(Extrait du roman Le génocide culturel camouflé des Indiens. Ce roman raconte l’histoire d’un homme qui a fréquenté les pensionnats indiens, soit des institutions fédérales qui avaient pour mission de « tuer l’indien » dans l’enfant.)
— Aujourd’hui, monsieur, les autorités canadiennes vous accordent la chance de profiter d’une libération conditionnelle. Je suis là pour dresser votre évaluation psychologique et le rapport précédant votre nouvelle sentence.
— Je le sais.
— Cela ne vous réjouit-il pas de pouvoir sortir ?
— Si. J’en suis heureux. Cela indique que je fais preuve d’un comportement exemplaire, j’imagine.

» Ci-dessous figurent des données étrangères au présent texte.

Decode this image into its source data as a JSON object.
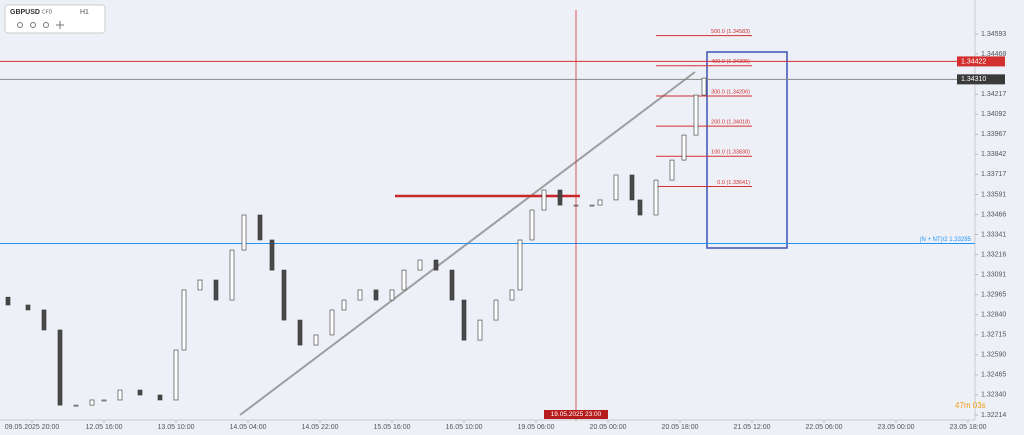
{
  "chart_data": {
    "type": "candlestick",
    "symbol": "GBPUSD",
    "instrument_type": "CFD",
    "timeframe": "H1",
    "countdown": "47m 03s",
    "x": [
      -6,
      -1,
      3,
      7,
      11,
      15,
      18,
      22,
      27,
      32,
      36,
      38,
      42,
      46,
      50,
      53,
      57,
      60,
      63,
      67,
      71,
      75,
      78,
      82,
      86,
      90,
      93,
      97,
      101,
      105,
      108,
      112,
      116,
      120,
      122,
      125,
      128,
      132,
      136,
      140,
      142,
      146,
      150,
      152,
      156,
      160,
      163,
      166,
      168
    ],
    "open": [
      1.3295,
      1.32901,
      1.3287,
      1.32745,
      1.32276,
      1.32276,
      1.32308,
      1.32308,
      1.3237,
      1.32339,
      1.32308,
      1.3262,
      1.32995,
      1.33057,
      1.32932,
      1.33244,
      1.33463,
      1.33307,
      1.33119,
      1.32807,
      1.32651,
      1.32714,
      1.3287,
      1.32932,
      1.32995,
      1.32932,
      1.32995,
      1.33119,
      1.33182,
      1.33119,
      1.32932,
      1.32682,
      1.32807,
      1.32932,
      1.32995,
      1.33307,
      1.33494,
      1.33619,
      1.33525,
      1.33525,
      1.33525,
      1.33557,
      1.33713,
      1.33557,
      1.33463,
      1.33681,
      1.33806,
      1.33962,
      1.34212
    ],
    "close": [
      1.32901,
      1.3287,
      1.32745,
      1.32276,
      1.32276,
      1.32308,
      1.32308,
      1.3237,
      1.32339,
      1.32308,
      1.3262,
      1.32995,
      1.33057,
      1.32932,
      1.33244,
      1.33463,
      1.33307,
      1.33119,
      1.32807,
      1.32651,
      1.32714,
      1.3287,
      1.32932,
      1.32995,
      1.32932,
      1.32995,
      1.33119,
      1.33182,
      1.33119,
      1.32932,
      1.32682,
      1.32807,
      1.32932,
      1.32995,
      1.33307,
      1.33494,
      1.33619,
      1.33525,
      1.33525,
      1.33525,
      1.33557,
      1.33713,
      1.33557,
      1.33463,
      1.33681,
      1.33806,
      1.33962,
      1.34212,
      1.34318
    ],
    "up_color": "#ffffff",
    "down_color": "#4a4a4a",
    "xlim": [
      -8,
      235.75
    ],
    "xticks": [
      {
        "value": 0,
        "label": "09.05.2025 20:00"
      },
      {
        "value": 18,
        "label": "12.05 16:00"
      },
      {
        "value": 36,
        "label": "13.05 10:00"
      },
      {
        "value": 54,
        "label": "14.05 04:00"
      },
      {
        "value": 72,
        "label": "14.05 22:00"
      },
      {
        "value": 90,
        "label": "15.05 16:00"
      },
      {
        "value": 108,
        "label": "16.05 10:00"
      },
      {
        "value": 126,
        "label": "19.05 06:00"
      },
      {
        "value": 144,
        "label": "20.05 00:00"
      },
      {
        "value": 162,
        "label": "20.05 18:00"
      },
      {
        "value": 180,
        "label": "21.05 12:00"
      },
      {
        "value": 198,
        "label": "22.05 06:00"
      },
      {
        "value": 216,
        "label": "23.05 00:00"
      },
      {
        "value": 234,
        "label": "23.05 18:00"
      }
    ],
    "ylim": [
      1.32183,
      1.34743
    ],
    "yticks": [
      {
        "value": 1.34593,
        "label": "1.34593"
      },
      {
        "value": 1.34468,
        "label": "1.34468"
      },
      {
        "value": 1.34217,
        "label": "1.34217"
      },
      {
        "value": 1.34092,
        "label": "1.34092"
      },
      {
        "value": 1.33967,
        "label": "1.33967"
      },
      {
        "value": 1.33842,
        "label": "1.33842"
      },
      {
        "value": 1.33717,
        "label": "1.33717"
      },
      {
        "value": 1.33591,
        "label": "1.33591"
      },
      {
        "value": 1.33466,
        "label": "1.33466"
      },
      {
        "value": 1.33341,
        "label": "1.33341"
      },
      {
        "value": 1.33216,
        "label": "1.33216"
      },
      {
        "value": 1.33091,
        "label": "1.33091"
      },
      {
        "value": 1.32965,
        "label": "1.32965"
      },
      {
        "value": 1.3284,
        "label": "1.32840"
      },
      {
        "value": 1.32715,
        "label": "1.32715"
      },
      {
        "value": 1.3259,
        "label": "1.32590"
      },
      {
        "value": 1.32465,
        "label": "1.32465"
      },
      {
        "value": 1.3234,
        "label": "1.32340"
      },
      {
        "value": 1.32214,
        "label": "1.32214"
      }
    ],
    "hlines": [
      {
        "value": 1.34422,
        "label": "1.34422",
        "color": "#d32f2f"
      },
      {
        "value": 1.3431,
        "label": "1.34310",
        "color": "#888888"
      },
      {
        "value": 1.33285,
        "label": "(N + NT)/2 1.33285",
        "color": "#2196f3"
      }
    ],
    "crosshair": {
      "x": 136,
      "label": "19.05.2025 23:00",
      "color": "#d32f2f"
    },
    "fib": {
      "x": [
        156,
        180
      ],
      "color": "#d32f2f",
      "levels": [
        {
          "value": 1.33641,
          "label": "0.0 (1.33641)"
        },
        {
          "value": 1.3383,
          "label": "100.0 (1.33830)"
        },
        {
          "value": 1.34018,
          "label": "200.0 (1.34018)"
        },
        {
          "value": 1.34206,
          "label": "300.0 (1.34206)"
        },
        {
          "value": 1.34395,
          "label": "400.0 (1.34395)"
        },
        {
          "value": 1.34583,
          "label": "500.0 (1.34583)"
        }
      ]
    }
  }
}
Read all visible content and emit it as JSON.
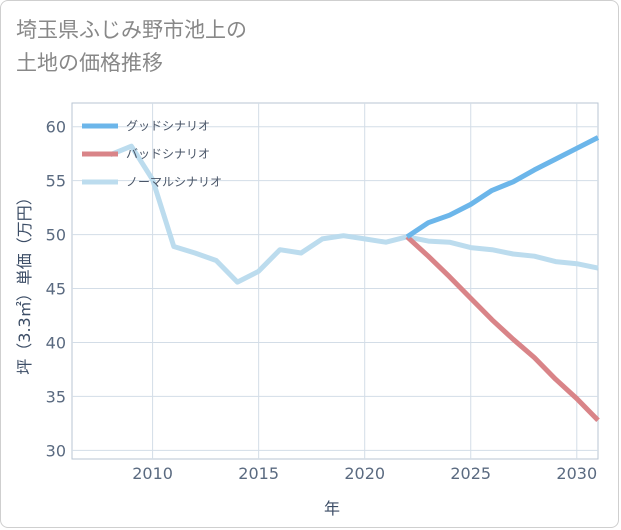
{
  "title_lines": [
    "埼玉県ふじみ野市池上の",
    "土地の価格推移"
  ],
  "chart_data": {
    "type": "line",
    "xlabel": "年",
    "ylabel": "坪（3.3㎡）単価（万円）",
    "xlim": [
      2006.2,
      2031
    ],
    "ylim": [
      29.2,
      62.2
    ],
    "xticks": [
      2010,
      2015,
      2020,
      2025,
      2030
    ],
    "yticks": [
      30,
      35,
      40,
      45,
      50,
      55,
      60
    ],
    "grid": true,
    "legend_position": "top-left",
    "series": [
      {
        "name": "グッドシナリオ",
        "color": "#6cb6ea",
        "x": [
          2022,
          2023,
          2024,
          2025,
          2026,
          2027,
          2028,
          2029,
          2030,
          2031
        ],
        "y": [
          49.8,
          51.1,
          51.8,
          52.8,
          54.1,
          54.9,
          56.0,
          57.0,
          58.0,
          59.0
        ]
      },
      {
        "name": "バッドシナリオ",
        "color": "#d98488",
        "x": [
          2022,
          2023,
          2024,
          2025,
          2026,
          2027,
          2028,
          2029,
          2030,
          2031
        ],
        "y": [
          49.8,
          48.0,
          46.1,
          44.1,
          42.1,
          40.3,
          38.6,
          36.6,
          34.8,
          32.8
        ]
      },
      {
        "name": "ノーマルシナリオ",
        "color": "#bcdcee",
        "x": [
          2008,
          2009,
          2010,
          2011,
          2012,
          2013,
          2014,
          2015,
          2016,
          2017,
          2018,
          2019,
          2020,
          2021,
          2022,
          2023,
          2024,
          2025,
          2026,
          2027,
          2028,
          2029,
          2030,
          2031
        ],
        "y": [
          57.4,
          58.2,
          55.1,
          48.9,
          48.3,
          47.6,
          45.6,
          46.6,
          48.6,
          48.3,
          49.6,
          49.9,
          49.6,
          49.3,
          49.8,
          49.4,
          49.3,
          48.8,
          48.6,
          48.2,
          48.0,
          47.5,
          47.3,
          46.9
        ]
      }
    ]
  }
}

— Que direz-vous au juge pour le convaincre, après que j’aurai déposé un rapport favorable sur vous ?
— Je ne lui dirai rien de précis. Peut-être lui lirai-je des bouts du Petit Prince ! Je lui dirai que j’ai raconté mon histoire et que je l’ai écrite en écoutant le Requiem de Mozart, sa dernière œuvre, celle qu’il a composée avant sa mort, celle dont les voix et le chœur de la basse aux consonances chrétiennes m’ont inspiré l’âme pour que je puisse revivre les tourments de mon passé. Je murmurerai un des passages du Requiem à votre juge et ses sons humains qui soufflent des airs chrétiens teintés de mystère et de mort. Je lui chanterai de beaux airs, à votre juge, si vous voulez.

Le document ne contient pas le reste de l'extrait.